It’s a fun project, she says. “You don’t need extensive knowledge of front-end development to build this tool, but it does require logic and flexibility. I have to fully understand the workflow and queries of the intelligence officers who use it, while making sure all data is processed according to the strict guidelines and procedures we work with, to protect people’s privacy.”

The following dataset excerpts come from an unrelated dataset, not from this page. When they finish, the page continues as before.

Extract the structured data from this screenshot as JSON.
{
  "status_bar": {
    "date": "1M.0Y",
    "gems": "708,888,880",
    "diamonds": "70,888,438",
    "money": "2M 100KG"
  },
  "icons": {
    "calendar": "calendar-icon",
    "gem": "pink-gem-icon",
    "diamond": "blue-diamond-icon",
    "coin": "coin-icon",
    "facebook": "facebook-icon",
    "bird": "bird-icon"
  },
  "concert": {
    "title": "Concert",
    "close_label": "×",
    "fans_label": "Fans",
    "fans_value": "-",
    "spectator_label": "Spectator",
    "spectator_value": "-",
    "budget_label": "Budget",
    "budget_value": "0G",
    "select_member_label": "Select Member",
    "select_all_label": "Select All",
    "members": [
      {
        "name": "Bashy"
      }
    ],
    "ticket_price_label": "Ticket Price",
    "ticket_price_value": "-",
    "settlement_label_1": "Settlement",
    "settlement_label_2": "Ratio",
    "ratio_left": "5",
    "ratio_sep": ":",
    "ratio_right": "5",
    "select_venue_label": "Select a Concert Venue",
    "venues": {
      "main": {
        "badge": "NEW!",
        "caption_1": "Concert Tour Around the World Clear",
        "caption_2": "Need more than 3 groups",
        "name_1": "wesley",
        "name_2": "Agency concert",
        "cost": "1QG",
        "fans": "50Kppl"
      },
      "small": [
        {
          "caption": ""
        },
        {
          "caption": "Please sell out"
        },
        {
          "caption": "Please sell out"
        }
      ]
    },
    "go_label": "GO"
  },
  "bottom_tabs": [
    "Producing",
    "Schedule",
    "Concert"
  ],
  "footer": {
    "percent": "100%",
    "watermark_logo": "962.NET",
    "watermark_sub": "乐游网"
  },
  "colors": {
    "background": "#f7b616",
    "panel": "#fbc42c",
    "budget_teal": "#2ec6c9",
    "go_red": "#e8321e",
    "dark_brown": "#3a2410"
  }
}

Want to work at AIVD? They’re hiring.

Melanie started working for the AIVD as a trainee. The opportunity to learn a new programming language, Golang, pulled her in. But it was the work and team culture that made her apply for a job. “There’s definitely a feeling of ‘we’re all in this together.’ Because we’re unable to discuss our jobs with the outside world, we automatically become closer as a team,” she says.

Cover story

Having to keep your work a secret from others, except for partners and close family, definitely makes the job different. Still, you get used to it, Melanie adds. “At parties, most people aren’t that interested to hear about your IT job anyway, unless they work in the same field. When someone does ask follow-up questions, I have a cover story. I can still talk about the technical parts of my job — which programming languages I use, for example — but I’ll mention a fake employer.”

Melanie is not allowed to tell me what type of threat her team investigates, just that she does have a specialism. “Different focus areas — for example, terrorism threats, or foreign espionage — require different investigation methods and tools to access data,” she explains. 

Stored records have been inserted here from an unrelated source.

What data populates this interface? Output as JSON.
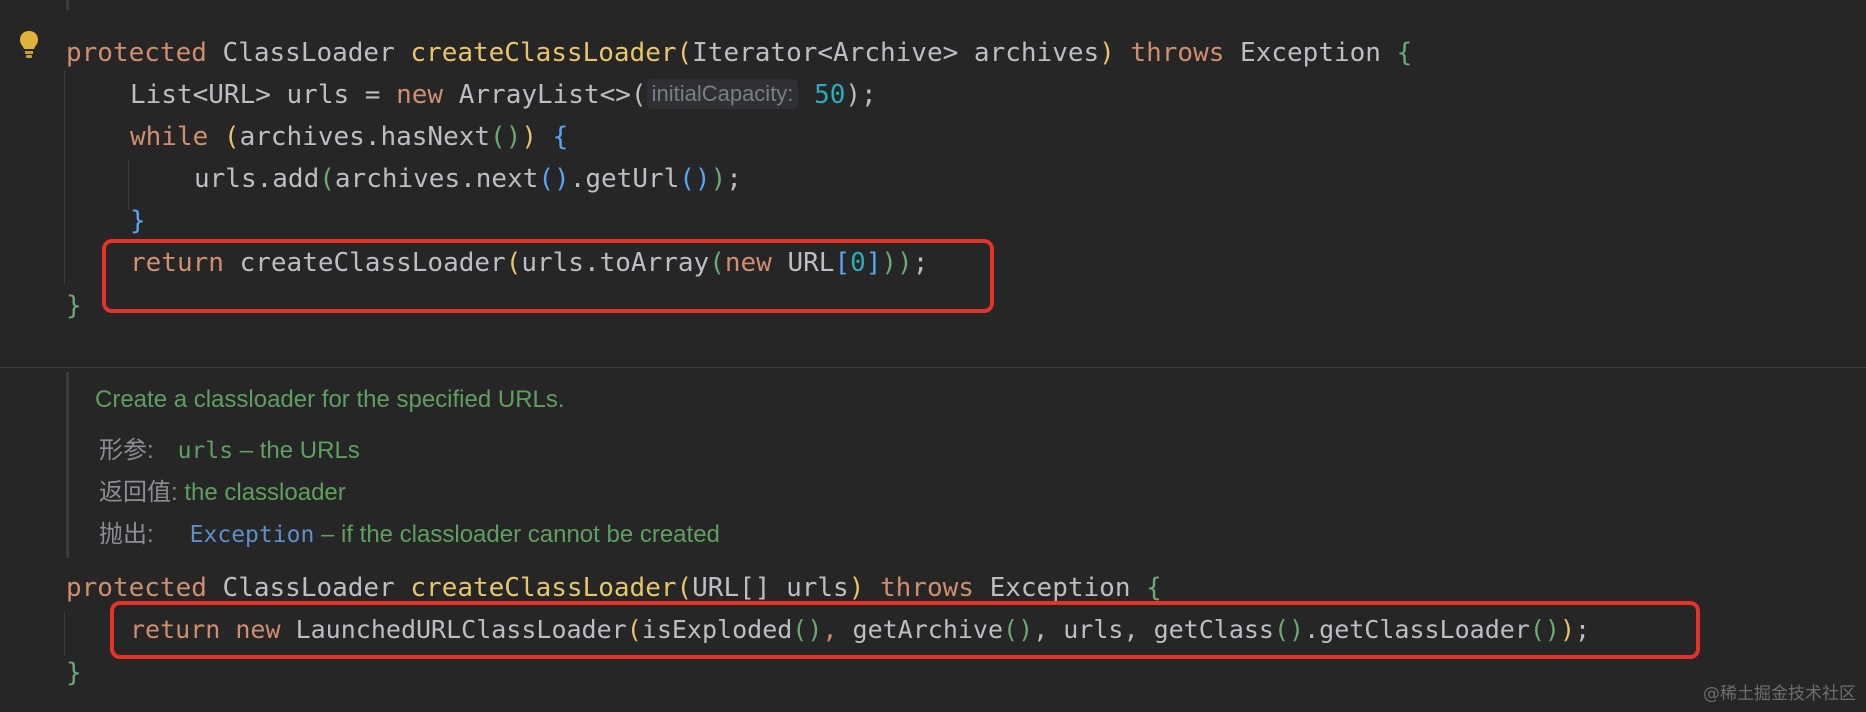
{
  "method1": {
    "line1": {
      "kw_protected": "protected",
      "type_return": "ClassLoader",
      "method_name": "createClassLoader",
      "open_paren": "(",
      "param_type": "Iterator<Archive>",
      "param_name": "archives",
      "close_paren": ")",
      "kw_throws": "throws",
      "exception": "Exception",
      "open_brace": "{"
    },
    "line2": {
      "decl": "List<URL> urls = ",
      "kw_new": "new",
      "ctor": " ArrayList<>(",
      "hint_label": "initialCapacity:",
      "capacity_value": "50",
      "tail": ");"
    },
    "line3": {
      "kw_while": "while",
      "cond_open": " (",
      "cond": "archives.hasNext",
      "cond_parens": "()",
      "cond_close": ")",
      "brace": " {"
    },
    "line4": {
      "text_a": "urls.add",
      "paren_a": "(",
      "text_b": "archives.next",
      "paren_b": "()",
      "text_c": ".getUrl",
      "paren_c": "()",
      "paren_end": ")",
      "semi": ";"
    },
    "line5": {
      "close_brace": "}"
    },
    "line6": {
      "kw_return": "return",
      "call": " createClassLoader",
      "paren_a": "(",
      "text_b": "urls.toArray",
      "paren_b": "(",
      "kw_new": "new",
      "text_c": " URL",
      "bracket_open": "[",
      "index": "0",
      "bracket_close": "]",
      "paren_end": "))",
      "semi": ";"
    },
    "line7": {
      "close_brace": "}"
    }
  },
  "doc": {
    "summary": "Create a classloader for the specified URLs.",
    "params_label": "形参:",
    "param_name": "urls",
    "param_desc": " – the URLs",
    "returns_label": "返回值:",
    "returns_desc": "the classloader",
    "throws_label": "抛出:",
    "throws_type": "Exception",
    "throws_desc": " – if the classloader cannot be created"
  },
  "method2": {
    "line1": {
      "kw_protected": "protected",
      "type_return": "ClassLoader",
      "method_name": "createClassLoader",
      "open_paren": "(",
      "param": "URL[] urls",
      "close_paren": ")",
      "kw_throws": "throws",
      "exception": "Exception",
      "open_brace": "{"
    },
    "line2": {
      "kw_return": "return",
      "kw_new": "new",
      "ctor": " LaunchedURLClassLoader",
      "paren_a": "(",
      "arg1": "isExploded",
      "arg1_parens": "()",
      "sep1": ", ",
      "arg2": "getArchive",
      "arg2_parens": "()",
      "sep2": ", urls, ",
      "arg4": "getClass",
      "arg4_parens": "()",
      "arg4b": ".getClassLoader",
      "arg4b_parens": "()",
      "paren_end": ")",
      "semi": ";"
    },
    "line3": {
      "close_brace": "}"
    }
  },
  "watermark": "@稀土掘金技术社区",
  "colors": {
    "background": "#262626",
    "keyword": "#cf8e6d",
    "method": "#e8c46a",
    "doc_comment": "#5f9f60",
    "highlight_box": "#e5332a"
  }
}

Her job deals with privacy-sensitive information, which is something she’s conscientious of at all times. “We work with highly secure systems and many regulations, which makes it more difficult to collect and store data than in most organizations. Furthermore, I need to regularly check if my potential targets — the people who are under scrutiny by the AIVD — are still, in fact, potential targets. If not, I need to remove and destroy all their data immediately.”

No James Bond

Still, Melanie isn’t actually “catching the baddies,” a misconception some people have about her work. “We’re not doing forensic research, we’re only providing information. When we warn law enforcement about a certain threat based on our investigations, our data cannot be used as evidence in any criminal case. The police need to conduct their own investigation and collect evidence independently.” 

So she’s no James Bond, but that doesn’t mean her job is boring  — on the contrary. “To me, this beats working at a SaaS company, where IT is the core business. I’m not just working with other developers, but also with lawyers, researchers, and translators.”

In the coming years, Melanie aims to deepen her knowledge of data science, which is another department at the AIVD. “I guess that’s illustrative of what it’s like to work here. At first, it’s hard to get in, but then you’re in it for the long haul.”